Monday, June 16, 2014

Just Play; or, the Work Is Its Own Reward

The Heat-Spurs series -- like the most recent Super Bowl -- turned out quite anticlimactic with San Antonio’s three straight blowouts to clinch.

Was certainly intriguing to watch the Spurs team handle the ball so flawlessly, and that crazy 19-for-21 start to Game 3 was simply stunning. It shouldn’t have seemed so surprising, really, given the Western Conference’s clear edge over the East throughout the year, but it still was kind of amazing to watch one team dominate the other so thoroughly on basketball’s biggest stage.

While recalling the previous four championship teams San Antonio has had since 1999, the victory also kind of reprised the 2004 Detroit Pistons insofar as the “team” concept as exemplified by the winners so obviously overrode all other narratives to become the story of the series. You might remember Detroit’s coach Larry Brown speaking of “winning the right way” a decade ago, alluding to the promotion of team over individual, and the Spurs obviously demonstrated something similar during their season and playoff run.

To a man so uniformly humble, the talk that came from the Spurs perhaps sounded a little at times like generic sports-speak. Still, one theme I found kind of interesting -- and with obvious connections to poker -- was the Spurs’ repeated insistence upon “just playing” and not worrying overly about results.

The guiding quote from coach Gregg Popovich from several years back insists “You don’t deserve anything.

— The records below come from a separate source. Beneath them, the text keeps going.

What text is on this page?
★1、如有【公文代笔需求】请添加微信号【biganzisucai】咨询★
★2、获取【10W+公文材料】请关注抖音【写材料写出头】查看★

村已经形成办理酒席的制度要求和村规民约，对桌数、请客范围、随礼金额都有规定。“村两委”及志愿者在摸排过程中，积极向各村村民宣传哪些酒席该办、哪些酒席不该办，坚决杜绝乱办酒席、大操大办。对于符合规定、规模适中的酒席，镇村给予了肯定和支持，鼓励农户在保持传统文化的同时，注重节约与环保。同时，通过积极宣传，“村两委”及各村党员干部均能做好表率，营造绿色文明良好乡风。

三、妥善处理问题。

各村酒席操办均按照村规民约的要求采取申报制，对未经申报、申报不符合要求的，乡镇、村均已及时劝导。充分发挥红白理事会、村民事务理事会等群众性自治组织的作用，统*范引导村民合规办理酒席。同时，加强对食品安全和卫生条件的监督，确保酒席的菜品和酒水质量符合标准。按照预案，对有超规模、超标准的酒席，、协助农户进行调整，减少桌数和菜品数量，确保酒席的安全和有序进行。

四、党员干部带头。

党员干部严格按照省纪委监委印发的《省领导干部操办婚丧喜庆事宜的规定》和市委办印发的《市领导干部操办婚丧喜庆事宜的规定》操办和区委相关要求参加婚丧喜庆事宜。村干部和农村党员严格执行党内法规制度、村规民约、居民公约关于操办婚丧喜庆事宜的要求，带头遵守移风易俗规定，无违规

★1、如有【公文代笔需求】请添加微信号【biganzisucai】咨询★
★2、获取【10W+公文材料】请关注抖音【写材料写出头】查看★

You just go play. You start thinking about what you deserve and what you don’t deserve and it just makes you soft. You just go play the game.”

In practice, such a principle translates into focusing on performing as well as possible and not fretting over outcomes, in particular not fooling oneself into thinking certain outcomes are “deserved.” In poker terms, we think of doing our best to “get it in good” -- i.e., with a favorable chance of being successful -- then not being overly affected by results, be they positive or negative.

Kevin Arnovitz focused on that theme last night in his post-series column for ESPN titled “The work speaks for itself,” speaking of “commitment to process” as an emblem for the Spurs, a formulation that sounds a lot like a different way of saying not to be “results oriented.”

Luck did play a role in this series -- though perhaps not as conspicuously as happened between the same two teams a year ago. But so did skill, with the Spurs playing their hand about as well as it could be played. And, as happens more often than not, the favorite came out on top.